Every evening, Everlyn Ayo left her village in northern Uganda, joining thousands of so-called night commuters hoping to escape the horrors of Joseph Kony and his Lord’s Resistance Army.
The messianic Kony, whose case is being heard by the International Crime Court (ICC) from Tuesday, led one of the world’s most barbaric insurgencies, massacring and mutilating tens of thousands, kidnapping children to turn them into soldiers or sexual slaves.
Ayo saw this brutality first-hand when Kony’s forces attacked her school in Nwoya district when she was around five years old.
'The rebels raided the school, killed and cooked our teachers in big drums and we were forced to eat their remains,' she recounted from her home in Gulu.

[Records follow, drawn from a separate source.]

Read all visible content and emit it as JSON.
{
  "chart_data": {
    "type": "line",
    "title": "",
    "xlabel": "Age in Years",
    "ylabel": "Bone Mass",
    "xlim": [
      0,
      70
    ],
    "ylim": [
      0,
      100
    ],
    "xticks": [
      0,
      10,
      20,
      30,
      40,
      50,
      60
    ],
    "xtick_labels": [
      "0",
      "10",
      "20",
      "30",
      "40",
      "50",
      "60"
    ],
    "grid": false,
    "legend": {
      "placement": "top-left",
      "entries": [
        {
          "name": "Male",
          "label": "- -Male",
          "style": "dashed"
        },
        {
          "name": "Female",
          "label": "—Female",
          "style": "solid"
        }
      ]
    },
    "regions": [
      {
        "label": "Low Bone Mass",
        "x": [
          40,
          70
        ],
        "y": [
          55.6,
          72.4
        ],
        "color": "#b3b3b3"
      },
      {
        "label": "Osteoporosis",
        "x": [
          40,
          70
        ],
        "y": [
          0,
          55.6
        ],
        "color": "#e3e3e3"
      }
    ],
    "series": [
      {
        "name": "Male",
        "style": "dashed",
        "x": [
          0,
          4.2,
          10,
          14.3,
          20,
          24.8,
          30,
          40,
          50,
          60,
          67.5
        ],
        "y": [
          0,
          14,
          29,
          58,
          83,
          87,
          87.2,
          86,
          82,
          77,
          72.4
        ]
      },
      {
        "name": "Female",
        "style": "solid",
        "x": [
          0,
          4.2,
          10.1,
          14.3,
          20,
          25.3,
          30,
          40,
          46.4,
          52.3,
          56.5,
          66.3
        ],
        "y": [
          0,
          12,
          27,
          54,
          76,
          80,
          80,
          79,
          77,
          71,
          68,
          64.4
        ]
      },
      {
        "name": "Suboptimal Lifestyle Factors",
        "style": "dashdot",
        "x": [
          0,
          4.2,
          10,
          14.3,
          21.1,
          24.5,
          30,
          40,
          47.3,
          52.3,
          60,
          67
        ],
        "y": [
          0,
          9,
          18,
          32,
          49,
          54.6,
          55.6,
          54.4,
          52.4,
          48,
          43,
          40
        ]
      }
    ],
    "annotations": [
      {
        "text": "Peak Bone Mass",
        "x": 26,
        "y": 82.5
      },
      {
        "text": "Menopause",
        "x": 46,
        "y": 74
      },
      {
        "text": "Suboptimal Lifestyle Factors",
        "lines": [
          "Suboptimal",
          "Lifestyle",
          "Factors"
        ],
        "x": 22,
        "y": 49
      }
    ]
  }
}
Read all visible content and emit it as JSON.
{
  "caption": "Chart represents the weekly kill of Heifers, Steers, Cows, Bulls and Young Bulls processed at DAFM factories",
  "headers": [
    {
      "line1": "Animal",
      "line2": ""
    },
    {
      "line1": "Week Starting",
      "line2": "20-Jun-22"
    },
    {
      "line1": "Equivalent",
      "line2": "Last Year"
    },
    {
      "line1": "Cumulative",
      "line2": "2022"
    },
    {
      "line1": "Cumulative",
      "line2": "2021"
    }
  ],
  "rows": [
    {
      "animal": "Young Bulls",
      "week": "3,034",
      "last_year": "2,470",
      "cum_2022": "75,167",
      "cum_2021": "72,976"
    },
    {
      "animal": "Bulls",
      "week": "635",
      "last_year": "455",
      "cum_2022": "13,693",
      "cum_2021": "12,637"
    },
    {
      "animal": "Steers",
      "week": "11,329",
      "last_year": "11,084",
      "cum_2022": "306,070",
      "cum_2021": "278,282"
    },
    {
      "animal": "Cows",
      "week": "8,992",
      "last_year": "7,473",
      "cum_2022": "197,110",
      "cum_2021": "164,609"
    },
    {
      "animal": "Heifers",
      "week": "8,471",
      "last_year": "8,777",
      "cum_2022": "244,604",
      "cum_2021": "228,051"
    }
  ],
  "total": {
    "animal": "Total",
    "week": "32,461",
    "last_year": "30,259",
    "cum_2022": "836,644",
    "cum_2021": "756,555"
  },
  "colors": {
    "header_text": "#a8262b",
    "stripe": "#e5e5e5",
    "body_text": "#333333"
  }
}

Twenty years ago, Kony became the first person ever issued with an arrest warrant by the ICC, though his war crimes hearing will be in absentia since he has never been caught.
Ayo, now 39, will follow the case on her radio, thousands of miles from The Hague.
After her school was attacked, Ayo’s family sent her to relatives in a remote village but soon became night commuters themselves, walking around five kilometers each day through forests and jungles to stay in towns or shelters where they hoped there was less risk of being kidnapped by Kony’s forces.
'We would leave the villages at 4:00 p.m., because the distances were long and we feared the villages at night.
In the morning, we had to wait for daylight at around 8:00 am to return,' Ayo recalled.
The shelters were sporadically guarded by government troops, though they often abandoned their posts out of fear.
'We were so many children that even if you did not cover yourself at night, you did not feel cold because we were squeezed together,' she remembered.
Each morning, after walking for hours, new horrors awaited them.
'Many times on our return to the village, we would find blood-soaked dead bodies.
Seeing all that blood as a child traumatized my eyes.
For many years now, I do not see well; all I see is blood.'
Wilfred Lalobo, 60, showed AFP a monument in Lukodi for 69 people killed by Kony’s forces on May 19, 2004.
When the rebels arrived, the few government troops fled.
'Then they started killing civilians,' he said.
'Some were stabbed with bayonets, others hacked and some burned alive in their houses.'
Kony's trial will be followed closely here, particularly by those who have sought to rebuild their shattered lives.
Stella Angel Lanam was 10 when she was captured by the LRA, becoming a child soldier after being indoctrinated by the insurgents.
She spent nine years in captivity and is now the director of an initiative offering support to victims.
Lanam said the trial offered some justice for Kony's many victims.
Ayo worries that the world has too quickly forgotten the trauma inflicted by Kony’s forces.
'Joseph Kony should be punished severely in a way that the world will never forget,' she insisted.